PROFESSOR: Independent events are events that have nothing to do with each other. And needless to say, it's a lot easier to work with them because you don't have to figure out some weird interaction between two events that do have something to do with each other.
Typical case where independent events come up is, for example, you toss a coin five times, and then you're about to toss a coin the sixth time. Is there any reason to think that what the coins did the first five times is going to have any influence on the flip of the coin for the sixth time? Well, it's reasonable to assume not, which is to say that the outcome of the sixth toss is arguably independent of the outcome of all the previous tosses.
OK. Let's look at a formal definition now in this short video of just what is the technical definition of independent events.
So what we said is that they are independent if they have nothing to do with each other. What that means is that if I tell you that B happened, it doesn't have any effect on the probability of A. That is, the probability of A, given that B happened, doesn't change the probability of A at all. That's it. Now this is one definition. Maybe this is the more intuitive definition.
But another definition that's equivalent and is standard is that two events are equivalent if the product of their probabilities is equal to the probability that they both happen, that is, the probability of their intersection. Now definition one and definition two are trivial equivalent, just using the definition of conditional probability.
And if you don't see that, this would be a moment to stop, get a pencil and paper, and write down the three-line proof of the equivalence of these two equalities. In fact, the three-line proof has this as the first line and that as the second line. So you could argue it's really just the middle line that you're adding. OK.
Definition two has the slight advantage that it always works, whereas definition one implicitly requires that the divisor-- remember probability of A given B is defined as the probability of the intersection divided by the probability B. It's only defined if the probability of B is positive. Whereas the second definition always works, so we don't have to put a proviso in about the probability of B being non-zero. So that's the definition of independence.
Looking at this definition, what you can see immediately is that it's completely symmetric in A and B. Since multiplication is commutative and intersection is commutative, which is A and which is B doesn't matter. And what that implies then is that A is independent of B if and only if B is independent of A.
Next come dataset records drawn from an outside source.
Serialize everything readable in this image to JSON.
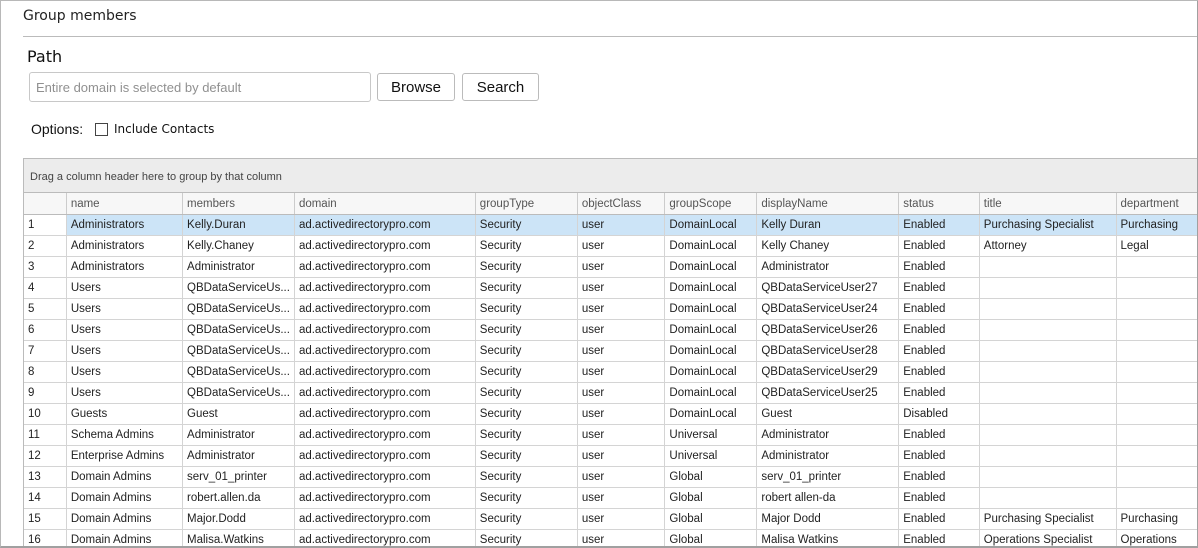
{
  "title": "Group members",
  "path_label": "Path",
  "path_placeholder": "Entire domain is selected by default",
  "browse": "Browse",
  "search": "Search",
  "options_label": "Options:",
  "include_contacts": "Include Contacts",
  "include_contacts_checked": false,
  "group_hint": "Drag a column header here to group by that column",
  "columns": [
    "",
    "name",
    "members",
    "domain",
    "groupType",
    "objectClass",
    "groupScope",
    "displayName",
    "status",
    "title",
    "department"
  ],
  "rows": [
    [
      "1",
      "Administrators",
      "Kelly.Duran",
      "ad.activedirectorypro.com",
      "Security",
      "user",
      "DomainLocal",
      "Kelly Duran",
      "Enabled",
      "Purchasing Specialist",
      "Purchasing"
    ],
    [
      "2",
      "Administrators",
      "Kelly.Chaney",
      "ad.activedirectorypro.com",
      "Security",
      "user",
      "DomainLocal",
      "Kelly Chaney",
      "Enabled",
      "Attorney",
      "Legal"
    ],
    [
      "3",
      "Administrators",
      "Administrator",
      "ad.activedirectorypro.com",
      "Security",
      "user",
      "DomainLocal",
      "Administrator",
      "Enabled",
      "",
      ""
    ],
    [
      "4",
      "Users",
      "QBDataServiceUs...",
      "ad.activedirectorypro.com",
      "Security",
      "user",
      "DomainLocal",
      "QBDataServiceUser27",
      "Enabled",
      "",
      ""
    ],
    [
      "5",
      "Users",
      "QBDataServiceUs...",
      "ad.activedirectorypro.com",
      "Security",
      "user",
      "DomainLocal",
      "QBDataServiceUser24",
      "Enabled",
      "",
      ""
    ],
    [
      "6",
      "Users",
      "QBDataServiceUs...",
      "ad.activedirectorypro.com",
      "Security",
      "user",
      "DomainLocal",
      "QBDataServiceUser26",
      "Enabled",
      "",
      ""
    ],
    [
      "7",
      "Users",
      "QBDataServiceUs...",
      "ad.activedirectorypro.com",
      "Security",
      "user",
      "DomainLocal",
      "QBDataServiceUser28",
      "Enabled",
      "",
      ""
    ],
    [
      "8",
      "Users",
      "QBDataServiceUs...",
      "ad.activedirectorypro.com",
      "Security",
      "user",
      "DomainLocal",
      "QBDataServiceUser29",
      "Enabled",
      "",
      ""
    ],
    [
      "9",
      "Users",
      "QBDataServiceUs...",
      "ad.activedirectorypro.com",
      "Security",
      "user",
      "DomainLocal",
      "QBDataServiceUser25",
      "Enabled",
      "",
      ""
    ],
    [
      "10",
      "Guests",
      "Guest",
      "ad.activedirectorypro.com",
      "Security",
      "user",
      "DomainLocal",
      "Guest",
      "Disabled",
      "",
      ""
    ],
    [
      "11",
      "Schema Admins",
      "Administrator",
      "ad.activedirectorypro.com",
      "Security",
      "user",
      "Universal",
      "Administrator",
      "Enabled",
      "",
      ""
    ],
    [
      "12",
      "Enterprise Admins",
      "Administrator",
      "ad.activedirectorypro.com",
      "Security",
      "user",
      "Universal",
      "Administrator",
      "Enabled",
      "",
      ""
    ],
    [
      "13",
      "Domain Admins",
      "serv_01_printer",
      "ad.activedirectorypro.com",
      "Security",
      "user",
      "Global",
      "serv_01_printer",
      "Enabled",
      "",
      ""
    ],
    [
      "14",
      "Domain Admins",
      "robert.allen.da",
      "ad.activedirectorypro.com",
      "Security",
      "user",
      "Global",
      "robert allen-da",
      "Enabled",
      "",
      ""
    ],
    [
      "15",
      "Domain Admins",
      "Major.Dodd",
      "ad.activedirectorypro.com",
      "Security",
      "user",
      "Global",
      "Major Dodd",
      "Enabled",
      "Purchasing Specialist",
      "Purchasing"
    ],
    [
      "16",
      "Domain Admins",
      "Malisa.Watkins",
      "ad.activedirectorypro.com",
      "Security",
      "user",
      "Global",
      "Malisa Watkins",
      "Enabled",
      "Operations Specialist",
      "Operations"
    ]
  ],
  "selected_row": 1
}
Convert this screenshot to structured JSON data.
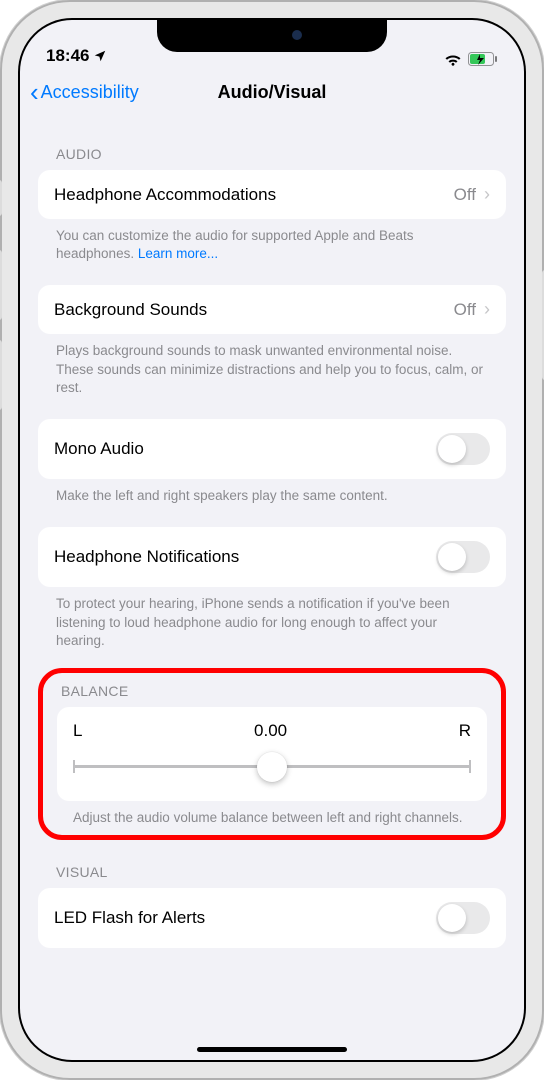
{
  "status": {
    "time": "18:46",
    "location_icon": "location-arrow",
    "wifi_icon": "wifi",
    "battery_icon": "battery-charging"
  },
  "nav": {
    "back_label": "Accessibility",
    "title": "Audio/Visual"
  },
  "sections": {
    "audio_header": "AUDIO",
    "balance_header": "BALANCE",
    "visual_header": "VISUAL"
  },
  "rows": {
    "headphone_accom": {
      "label": "Headphone Accommodations",
      "value": "Off"
    },
    "headphone_accom_footer": "You can customize the audio for supported Apple and Beats headphones. ",
    "learn_more": "Learn more...",
    "background_sounds": {
      "label": "Background Sounds",
      "value": "Off"
    },
    "background_sounds_footer": "Plays background sounds to mask unwanted environmental noise. These sounds can minimize distractions and help you to focus, calm, or rest.",
    "mono_audio": {
      "label": "Mono Audio"
    },
    "mono_audio_footer": "Make the left and right speakers play the same content.",
    "headphone_notif": {
      "label": "Headphone Notifications"
    },
    "headphone_notif_footer": "To protect your hearing, iPhone sends a notification if you've been listening to loud headphone audio for long enough to affect your hearing.",
    "balance": {
      "left": "L",
      "value": "0.00",
      "right": "R"
    },
    "balance_footer": "Adjust the audio volume balance between left and right channels.",
    "led_flash": {
      "label": "LED Flash for Alerts"
    }
  }
}
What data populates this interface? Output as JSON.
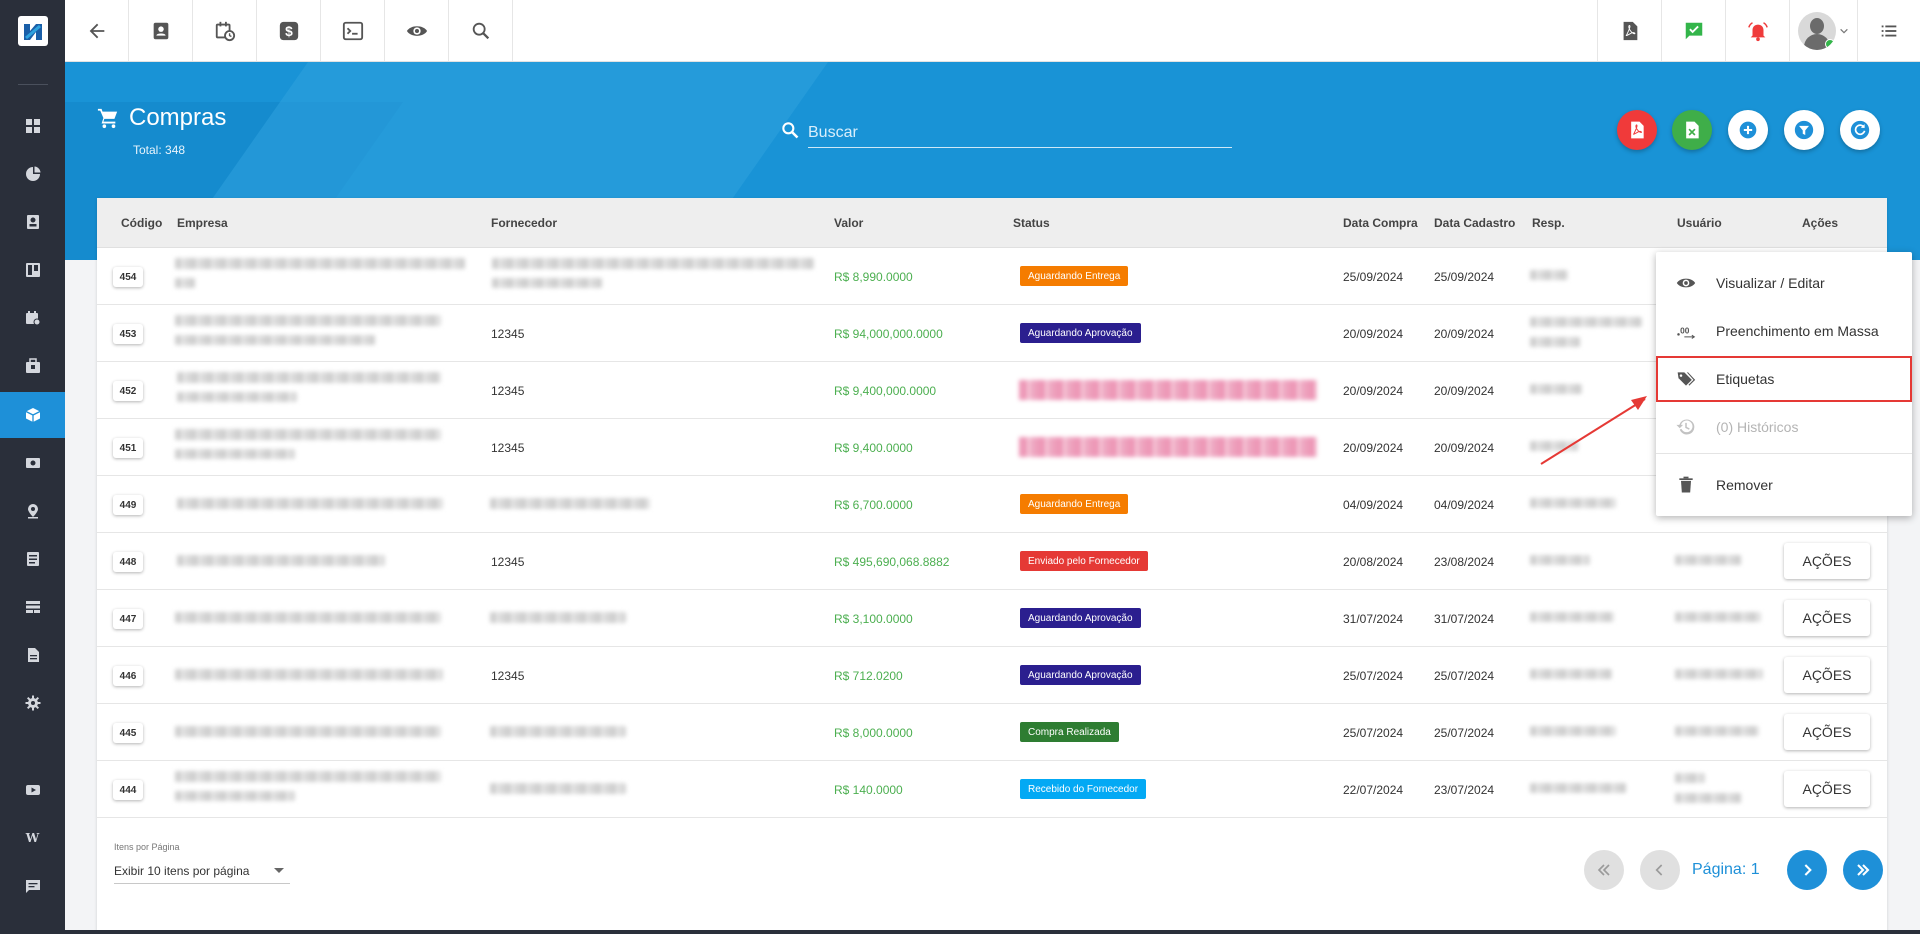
{
  "topbar": {
    "icons": [
      "back-arrow-icon",
      "contact-card-icon",
      "calendar-clock-icon",
      "dollar-icon",
      "terminal-icon",
      "eye-icon",
      "search-icon"
    ],
    "right_icons": [
      "pdf-file-icon",
      "chat-check-icon",
      "alarm-bell-icon",
      "user-avatar",
      "menu-list-icon"
    ],
    "colors": {
      "chat": "#33b54a",
      "alarm": "#ef3b3b"
    }
  },
  "sidebar": {
    "items": [
      "dashboard-icon",
      "pie-chart-icon",
      "contacts-icon",
      "kanban-icon",
      "calendar-icon",
      "briefcase-icon",
      "package-icon",
      "money-icon",
      "location-icon",
      "list-icon",
      "storage-icon",
      "document-icon",
      "settings-icon",
      "video-icon",
      "wiki-icon",
      "chat-icon"
    ],
    "wiki_letter": "W",
    "active": "package-icon"
  },
  "header": {
    "title": "Compras",
    "total": "Total: 348",
    "search_placeholder": "Buscar",
    "colors": {
      "banner": "#1993d6",
      "pdf": "#f03a3a",
      "excel": "#3fae49"
    }
  },
  "table": {
    "columns": [
      "Código",
      "Empresa",
      "Fornecedor",
      "Valor",
      "Status",
      "Data Compra",
      "Data Cadastro",
      "Resp.",
      "Usuário",
      "Ações"
    ],
    "action_label": "AÇÕES",
    "rows": [
      {
        "code": "454",
        "fornecedor": "",
        "valor": "R$ 8,990.0000",
        "status": "Aguardando Entrega",
        "status_color": "#f57c00",
        "data_compra": "25/09/2024",
        "data_cadastro": "25/09/2024"
      },
      {
        "code": "453",
        "fornecedor": "12345",
        "valor": "R$ 94,000,000.0000",
        "status": "Aguardando Aprovação",
        "status_color": "#2b1f8f",
        "data_compra": "20/09/2024",
        "data_cadastro": "20/09/2024"
      },
      {
        "code": "452",
        "fornecedor": "12345",
        "valor": "R$ 9,400,000.0000",
        "status": "",
        "status_color": "#e97fa6",
        "data_compra": "20/09/2024",
        "data_cadastro": "20/09/2024"
      },
      {
        "code": "451",
        "fornecedor": "12345",
        "valor": "R$ 9,400.0000",
        "status": "",
        "status_color": "#e97fa6",
        "data_compra": "20/09/2024",
        "data_cadastro": "20/09/2024"
      },
      {
        "code": "449",
        "fornecedor": "",
        "valor": "R$ 6,700.0000",
        "status": "Aguardando Entrega",
        "status_color": "#f57c00",
        "data_compra": "04/09/2024",
        "data_cadastro": "04/09/2024"
      },
      {
        "code": "448",
        "fornecedor": "12345",
        "valor": "R$ 495,690,068.8882",
        "status": "Enviado pelo Fornecedor",
        "status_color": "#e53935",
        "data_compra": "20/08/2024",
        "data_cadastro": "23/08/2024"
      },
      {
        "code": "447",
        "fornecedor": "",
        "valor": "R$ 3,100.0000",
        "status": "Aguardando Aprovação",
        "status_color": "#2b1f8f",
        "data_compra": "31/07/2024",
        "data_cadastro": "31/07/2024"
      },
      {
        "code": "446",
        "fornecedor": "12345",
        "valor": "R$ 712.0200",
        "status": "Aguardando Aprovação",
        "status_color": "#2b1f8f",
        "data_compra": "25/07/2024",
        "data_cadastro": "25/07/2024"
      },
      {
        "code": "445",
        "fornecedor": "",
        "valor": "R$ 8,000.0000",
        "status": "Compra Realizada",
        "status_color": "#2e7d32",
        "data_compra": "25/07/2024",
        "data_cadastro": "25/07/2024"
      },
      {
        "code": "444",
        "fornecedor": "",
        "valor": "R$ 140.0000",
        "status": "Recebido do Fornecedor",
        "status_color": "#03a9f4",
        "data_compra": "22/07/2024",
        "data_cadastro": "23/07/2024"
      }
    ]
  },
  "pagination": {
    "per_page_label": "Itens por Página",
    "per_page_value": "Exibir 10 itens por página",
    "page_text": "Página: 1"
  },
  "menu": {
    "items": [
      {
        "label": "Visualizar / Editar",
        "icon": "eye-icon"
      },
      {
        "label": "Preenchimento em Massa",
        "icon": "decimal-icon"
      },
      {
        "label": "Etiquetas",
        "icon": "tags-icon"
      },
      {
        "label": "(0) Históricos",
        "icon": "history-icon"
      },
      {
        "label": "Remover",
        "icon": "trash-icon"
      }
    ]
  }
}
Now another fact that holds is that if the probability of B happens to be zero, then vacuously B is independent of everything-- even itself. Which isn't important, but is a small technicality that's worth remembering by that definition.
Now again, the intuitive idea that A and B have nothing to do with each other is that A is independent of B means that A is independent of whether or not B occurs. That is to say, if A is independent of B, it ought to be independent of the complement of B.
And that's a lemma that's also easily proved. A is independent of B if and only if A is independent of the complement of B. It's a simple proof using the difference rule. And again, I encourage you to stop with a piece of paper and a pencil and convince yourself that that follows with a one-line proof.